A ex-triatleta não é titular da equipe, mas cumpre uma função primordial pela experiência. “Estou descobrindo meu papel no time. Eu não voltei para a seleção querendo o papel que eu tinha no passado. Quando está tudo muito bem, as coisas acontecem. Mas para ficar tudo bem precisa ajudar com a ansiedade, dar as instruções. Vivenciei o Pan de 2007 aqui no Rio, sei como é a pressão de jogar em casa. Quase nenhuma das meninas que está na seleção já jogou um Pan”, argumenta Flávia.

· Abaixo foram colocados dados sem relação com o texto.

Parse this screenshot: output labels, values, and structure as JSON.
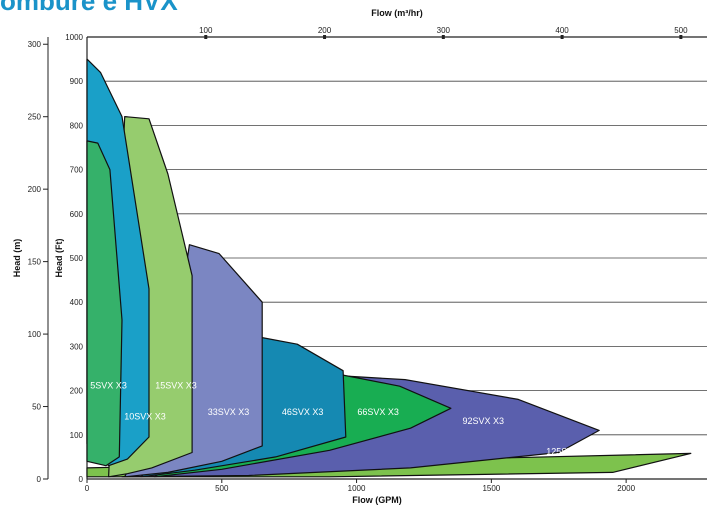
{
  "page": {
    "title": "ombure e HVX"
  },
  "colors": {
    "teal": "#1aa0c8",
    "green": "#35b16a",
    "light_green": "#96cc6e",
    "lavender": "#7b86c2",
    "ocean": "#1589b2",
    "emerald": "#18ad52",
    "indigo": "#5a5fad",
    "lime": "#7dc24d"
  },
  "chart_data": {
    "type": "area",
    "axes": {
      "x_bottom": {
        "label": "Flow (GPM)",
        "range": [
          0,
          2300
        ],
        "ticks": [
          0,
          500,
          1000,
          1500,
          2000
        ]
      },
      "x_top": {
        "label": "Flow (m³/hr)",
        "range": [
          0,
          522
        ],
        "ticks": [
          100,
          200,
          300,
          400,
          500
        ]
      },
      "y_left_outer": {
        "label": "Head (m)",
        "range": [
          0,
          305
        ],
        "ticks": [
          0,
          50,
          100,
          150,
          200,
          250,
          300
        ]
      },
      "y_left_inner": {
        "label": "Head (Ft)",
        "range": [
          0,
          1000
        ],
        "ticks": [
          0,
          100,
          200,
          300,
          400,
          500,
          600,
          700,
          800,
          900,
          1000
        ]
      }
    },
    "grid": true,
    "legend": "none",
    "series": [
      {
        "name": "125SVX X3",
        "label_pos": [
          1790,
          55
        ],
        "polygon": [
          [
            0,
            5
          ],
          [
            0,
            25
          ],
          [
            2240,
            58
          ],
          [
            1950,
            15
          ],
          [
            900,
            5
          ]
        ]
      },
      {
        "name": "92SVX X3",
        "label_pos": [
          1470,
          125
        ],
        "polygon": [
          [
            130,
            5
          ],
          [
            300,
            18
          ],
          [
            900,
            235
          ],
          [
            1180,
            225
          ],
          [
            1600,
            180
          ],
          [
            1900,
            110
          ],
          [
            1750,
            60
          ],
          [
            1200,
            25
          ],
          [
            600,
            8
          ]
        ]
      },
      {
        "name": "66SVX X3",
        "label_pos": [
          1080,
          145
        ],
        "polygon": [
          [
            250,
            5
          ],
          [
            720,
            180
          ],
          [
            950,
            235
          ],
          [
            1160,
            210
          ],
          [
            1350,
            160
          ],
          [
            1200,
            115
          ],
          [
            900,
            65
          ],
          [
            500,
            22
          ]
        ]
      },
      {
        "name": "46SVX X3",
        "label_pos": [
          800,
          145
        ],
        "polygon": [
          [
            200,
            5
          ],
          [
            420,
            120
          ],
          [
            650,
            320
          ],
          [
            780,
            305
          ],
          [
            950,
            245
          ],
          [
            960,
            95
          ],
          [
            700,
            50
          ],
          [
            400,
            20
          ]
        ]
      },
      {
        "name": "33SVX X3",
        "label_pos": [
          525,
          145
        ],
        "polygon": [
          [
            140,
            5
          ],
          [
            300,
            200
          ],
          [
            380,
            530
          ],
          [
            490,
            510
          ],
          [
            650,
            400
          ],
          [
            650,
            75
          ],
          [
            500,
            40
          ],
          [
            300,
            15
          ]
        ]
      },
      {
        "name": "15SVX X3",
        "label_pos": [
          330,
          205
        ],
        "polygon": [
          [
            80,
            5
          ],
          [
            140,
            820
          ],
          [
            230,
            815
          ],
          [
            300,
            690
          ],
          [
            390,
            460
          ],
          [
            390,
            60
          ],
          [
            240,
            25
          ],
          [
            150,
            12
          ]
        ]
      },
      {
        "name": "10SVX X3",
        "label_pos": [
          215,
          135
        ],
        "polygon": [
          [
            0,
            80
          ],
          [
            0,
            950
          ],
          [
            50,
            920
          ],
          [
            130,
            820
          ],
          [
            230,
            430
          ],
          [
            230,
            95
          ],
          [
            150,
            45
          ],
          [
            80,
            30
          ]
        ]
      },
      {
        "name": "5SVX X3",
        "label_pos": [
          80,
          205
        ],
        "polygon": [
          [
            0,
            40
          ],
          [
            0,
            765
          ],
          [
            40,
            760
          ],
          [
            85,
            700
          ],
          [
            130,
            360
          ],
          [
            120,
            50
          ],
          [
            70,
            30
          ]
        ]
      }
    ]
  }
}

“Eu estou conquistando novamente meu lugar na seleção. Comecei do zero e vim com a humildade. Muitas meninas nem conhecem minha história e hoje estão me conhecendo. Muitas não me viram jogar, nem ouviram falar, mas hoje percebem: “Não é por acaso que ela voltou.”
A geração que jogou com Flávia na seleção não existe mais. Hoje o time é jovem a ponto de ter como destaque a garota Izabella Chiappini, 19 anos, filha de Roberto e atleta da Universidade do Arizona. “Brinquei muito com ela. Frequentava a casa dela quando ela tinha quatro anos. Hoje ver ela assim é um orgulho, um prazer. Ver essa menina, essa revelação, estar jogando lá fora, referência na seleção. É um processo gostoso.”
Casada com Leandro Ribela, atleta olímpico do Brasil no biatlo, Flavinha vive de esporte. Corre, nada, anda de bicicleta e ainda ajuda o marido nos treinos com tiro e esqui. Na união de tantas modalidades, é mesmo aquela que une uma bola e uma piscina a que sempre vai mexer com o coração da atleta que há mais de 12 anos defende o Brasil e agora está muito perto do sonho. “Quero ajudar a coroar uma geração que sempre batalhou muito e nunca conseguiu chegar em uma Olimpíada. Seria a melhor forma de coroar uma carreira.”